In STSB-ne dataset, which is used to measure pairwise semantic similarity, the performance of base vs pruned (Nepali trim) is almost exactly the same. After removing 91.6% of vocabulary and 75% of all parameters, multilingual-e5-small retains 99.71% of its STS-ne Pearson correlation. Similarly, EmbeddingGemma removes 89% of its vocabulary and 58% of all parameters while retaining 99.31% of Pearson correlation. For tasks like clustering and de-duplication, domain adaptation pruning has almost no impact.

  Model Metric Base Pruned Absolute change Retained (%)
0 Multilingual E5-small Pearson cosine 0.7227 0.7205 -0.0021 99.71
1 Multilingual E5-small Spearman cosine 0.7182 0.7156 -0.0026 99.64
2 EmbeddingGemma 300M Pearson cosine 0.6941 0.6893 -0.0048 99.31
3 EmbeddingGemma 300M Spearman cosine 0.6831 0.6786 -0.0046 99.33

For English domain trim, I evaluated only multilingual-e5-small and the performance on STSB is exactly the same.
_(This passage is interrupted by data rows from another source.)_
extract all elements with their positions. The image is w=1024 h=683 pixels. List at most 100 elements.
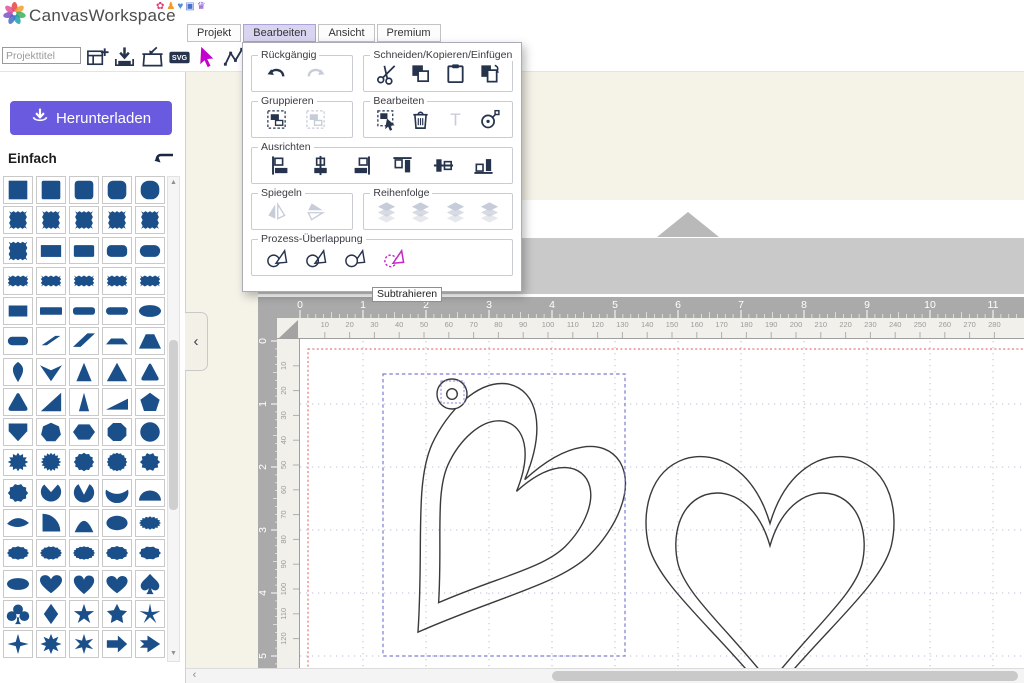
menu-text-button[interactable]: T bbox=[443, 107, 468, 132]
menu-ungroup-button[interactable] bbox=[303, 107, 328, 132]
shape-burst-6[interactable] bbox=[69, 630, 99, 658]
shape-star-8[interactable] bbox=[36, 630, 66, 658]
sidebar-collapse-button[interactable]: ‹ bbox=[185, 312, 208, 371]
shape-rect-r2[interactable] bbox=[69, 237, 99, 265]
shape-star-5-fat[interactable] bbox=[102, 600, 132, 628]
menu-trim-button[interactable] bbox=[342, 245, 367, 270]
shape-rect-r5[interactable] bbox=[102, 237, 132, 265]
shape-kite[interactable] bbox=[3, 358, 33, 386]
shape-rect-small[interactable] bbox=[3, 297, 33, 325]
tool-new-project-button[interactable] bbox=[84, 44, 110, 70]
canvas-scrollbar-thumb[interactable] bbox=[552, 671, 1018, 681]
shape-heart[interactable] bbox=[36, 570, 66, 598]
shape-stamp-square-3[interactable] bbox=[69, 206, 99, 234]
shape-rect-r8[interactable] bbox=[135, 237, 165, 265]
download-button[interactable]: Herunterladen bbox=[10, 101, 172, 135]
project-title-input[interactable] bbox=[2, 47, 81, 64]
shape-triangle-rounded-2[interactable] bbox=[3, 388, 33, 416]
menu-undo-button[interactable] bbox=[264, 61, 289, 86]
shape-stamp-square-2[interactable] bbox=[36, 206, 66, 234]
shape-pill[interactable] bbox=[102, 297, 132, 325]
menu-flip-h-button[interactable] bbox=[264, 199, 289, 224]
menu-align-bottom-button[interactable] bbox=[471, 153, 496, 178]
menu-align-top-button[interactable] bbox=[390, 153, 415, 178]
menu-align-middle-v-button[interactable] bbox=[431, 153, 456, 178]
back-arrow-icon[interactable] bbox=[153, 149, 175, 167]
menu-clipboard-button[interactable] bbox=[443, 61, 468, 86]
shape-stamp-rect-5[interactable] bbox=[135, 267, 165, 295]
shape-square-r2[interactable] bbox=[36, 176, 66, 204]
menu-align-center-h-button[interactable] bbox=[308, 153, 333, 178]
shape-square-r9[interactable] bbox=[135, 176, 165, 204]
object-heart-frame[interactable] bbox=[646, 457, 894, 668]
shape-capsule[interactable] bbox=[135, 297, 165, 325]
shape-arrow-right[interactable] bbox=[102, 630, 132, 658]
shape-chevron-down[interactable] bbox=[36, 358, 66, 386]
shape-circle-v-notch[interactable] bbox=[69, 479, 99, 507]
shape-stamp-square-1[interactable] bbox=[3, 206, 33, 234]
shape-club[interactable] bbox=[3, 600, 33, 628]
shape-gear[interactable] bbox=[135, 449, 165, 477]
shape-curved-triangle[interactable] bbox=[69, 509, 99, 537]
shape-stamp-square-4[interactable] bbox=[102, 206, 132, 234]
shape-right-triangle[interactable] bbox=[36, 388, 66, 416]
shape-diamond[interactable] bbox=[36, 600, 66, 628]
shape-stamp-rect-3[interactable] bbox=[69, 267, 99, 295]
menu-copy-button[interactable] bbox=[408, 61, 433, 86]
menu-flip-v-button[interactable] bbox=[303, 199, 328, 224]
shape-octagon[interactable] bbox=[102, 418, 132, 446]
shape-scrollbar-thumb[interactable] bbox=[169, 340, 178, 510]
shape-scallop-ellipse-1[interactable] bbox=[3, 539, 33, 567]
shape-stamp-rect-1[interactable] bbox=[3, 267, 33, 295]
menu-redo-button[interactable] bbox=[303, 61, 328, 86]
menu-paste-button[interactable] bbox=[477, 61, 502, 86]
menu-align-right-button[interactable] bbox=[349, 153, 374, 178]
shape-square-r4[interactable] bbox=[69, 176, 99, 204]
tab-ansicht[interactable]: Ansicht bbox=[318, 24, 374, 42]
shape-heart-2[interactable] bbox=[69, 570, 99, 598]
shape-spiky-ellipse[interactable] bbox=[135, 509, 165, 537]
shape-circle[interactable] bbox=[135, 418, 165, 446]
shape-heart-3[interactable] bbox=[102, 570, 132, 598]
tool-select-tool[interactable] bbox=[194, 44, 220, 70]
scroll-down-arrow-icon[interactable]: ▼ bbox=[167, 648, 180, 660]
shape-burst-12[interactable] bbox=[3, 449, 33, 477]
expand-panel-handle[interactable] bbox=[657, 212, 719, 237]
shape-trapezoid-low[interactable] bbox=[102, 327, 132, 355]
shape-pentagon[interactable] bbox=[135, 388, 165, 416]
menu-send-backward-button[interactable] bbox=[443, 199, 468, 224]
shape-scallop-ellipse-2[interactable] bbox=[36, 539, 66, 567]
shape-trapezoid[interactable] bbox=[135, 327, 165, 355]
tab-premium[interactable]: Premium bbox=[377, 24, 441, 42]
menu-send-to-back-button[interactable] bbox=[477, 199, 502, 224]
shape-hexagon-flat[interactable] bbox=[69, 418, 99, 446]
menu-select-all-button[interactable] bbox=[374, 107, 399, 132]
shape-stamp-square-5[interactable] bbox=[135, 206, 165, 234]
shape-circle-notch[interactable] bbox=[36, 479, 66, 507]
shape-burst-16[interactable] bbox=[36, 449, 66, 477]
menu-weld-button[interactable] bbox=[264, 245, 289, 270]
tool-mat-setting-button[interactable] bbox=[139, 44, 165, 70]
tool-save-button[interactable] bbox=[112, 44, 138, 70]
shape-scallop-10[interactable] bbox=[3, 479, 33, 507]
shape-stamp-rect-4[interactable] bbox=[102, 267, 132, 295]
menu-subtract-button[interactable] bbox=[381, 245, 406, 270]
menu-cut-button[interactable] bbox=[374, 61, 399, 86]
shape-scallop-ellipse-3[interactable] bbox=[69, 539, 99, 567]
shape-scallop-12[interactable] bbox=[69, 449, 99, 477]
shape-square[interactable] bbox=[3, 176, 33, 204]
shape-shield[interactable] bbox=[3, 418, 33, 446]
shape-lens[interactable] bbox=[3, 509, 33, 537]
shape-right-triangle-low[interactable] bbox=[102, 388, 132, 416]
shape-stamp-square-6[interactable] bbox=[3, 237, 33, 265]
menu-delete-button[interactable] bbox=[408, 107, 433, 132]
drawing-canvas[interactable] bbox=[300, 339, 1024, 668]
shape-bowl[interactable] bbox=[102, 479, 132, 507]
shape-star-5-thin[interactable] bbox=[135, 600, 165, 628]
shape-parallelogram-slim[interactable] bbox=[36, 327, 66, 355]
shape-star-5[interactable] bbox=[69, 600, 99, 628]
shape-scallop-ellipse-5[interactable] bbox=[135, 539, 165, 567]
tool-svg-import-button[interactable]: SVG bbox=[167, 44, 193, 70]
menu-bring-to-front-button[interactable] bbox=[374, 199, 399, 224]
tab-bearbeiten[interactable]: Bearbeiten bbox=[243, 24, 316, 42]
  Model Metric Base Pruned Absolute change Retained (%)
0 Multilingual E5-small Pearson cosine 0.8092 0.8091 -0 100
1 Multilingual E5-small Spearman cosine 0.8359 0.8359 -0 100

Clustering + Domain adaptation

We can go one step further and combine both clustering and domain adaptation. Even after domain adaptation, remaining tokens could be redundant. We take a two step process by first performing domain adaptation and then clustering on remaining tokens. I’ve already implemented this here but didn’t get the chance to evaluate it yet. I think we can shrink the model even more by combining.

Conclusion

For my use case of having a good embedding model but with a lower memory footprint, this approach has worked quite well. I showed the evaluation results from public datasets. In my private datasets on typical information retrieval tasks and even end to end recommender systems, I did not see any decrease in the metrics and sometimes they even improved for a few tasks.

Also, since the proposed solution only modifies the tokenizer and the embedding layer, this is naturally applicable to generative language models as well. Although I suspect generative models are more sensitive to the identity of each token compared to the embedding models. This is something I wish to explore in the future.

I hope you enjoyed the post. If you found any mistakes, please let me know.